Geraniin is a TNF-α releasing inhibitor with numerous activities including anticancer, anti-inflammatory, and anti-hyperglycemic activities, with an IC50 of 43 μM.


The IC50 value of TNF-α release inhibition is 43 μM for Geraniin[1]. Geraniin has long been used as a medicinal herb and possesses numerous activities including anticancer, anti-inflammatory, and anti-hyperglycemic activities. Geraniin significantly decreases the viability of OVCAR3 and SKOV3 cells in a concentration-dependent fashion. The IC50 value for Geraniin treatment is 34.5±2.8 μM in OVCAR3 cells and 23.6±1.9 μM in SKOV3 cells. However, Geraniin up to the maximal concentration used (80 μM) has no significant impact on the viability of normal human ovarian surface epithelial cells. Treatment with 10 and 40 μM of Geraniin for 48 h causes a significant increase in apoptosis (16.8±1.2% and 22.6±1.4%, respectively), compared with control OVCAR3 cells (3.9±1.1%). Similar results are observed in SKOV3 cells[2].

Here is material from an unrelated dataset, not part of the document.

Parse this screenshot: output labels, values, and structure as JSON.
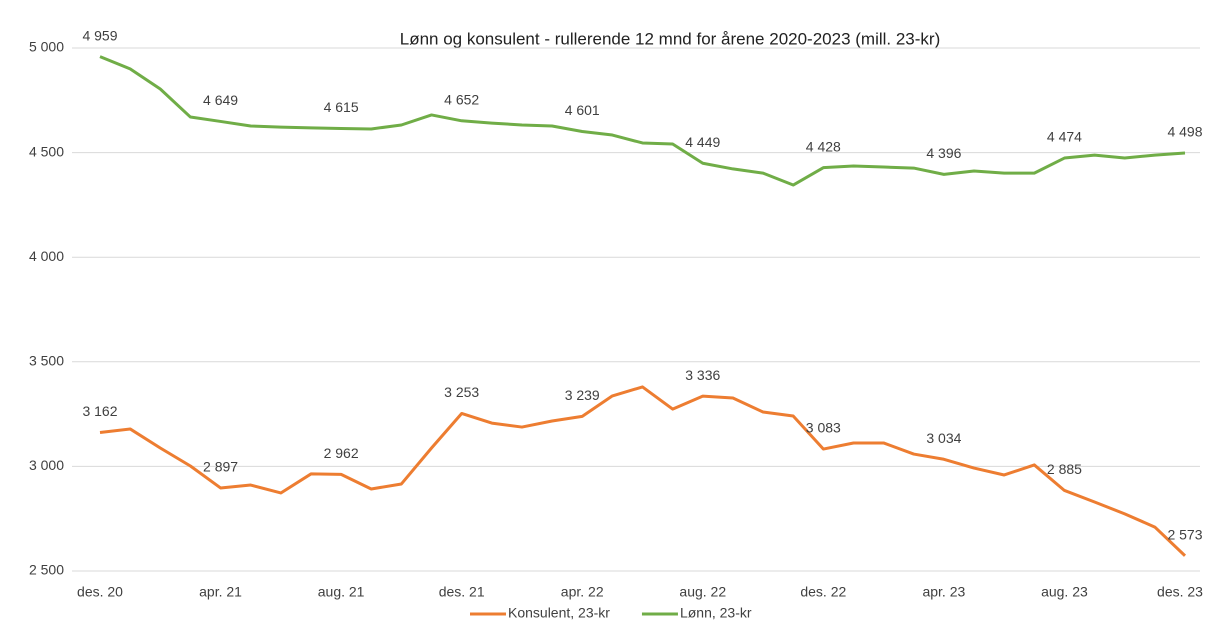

Treatment with Geraniin prior to application of okadaic acid delays development of tumors compared with control group, reduces the percentage of tumor bearing mice from 80.0% to 40.0%, and reduces the average numbers of tumor per mouse from 3.8 to 1.1 in week 20. It is also showed that oral administration of Geraniin to rats (50 mg/kg/d or 100 mg/kg/d) inhibit the elevation of serum total cholesterol, lipid peroxide, free fatty acid, triglyceride, glutamic oxaloacetic transaminase and glutamic pyruvic transaminase induced by treatment with peroxidized oil[1].


参考文献:
[1]. Okabe S, et al. New TNF-alpha releasing inhibitors, geraniin and corilagin, in leaves of Acer nikoense, Megusurino-ki. Biol Pharm Bull. 2001 Oct;24(10):1145-8.
[2]. Wang X, et al. Geraniin suppresses ovarian cancer growth through inhibition of NF-κB activation and downregulation of Mcl-1 expression. J Biochem Mol Toxicol. 2017 Sep;31(9).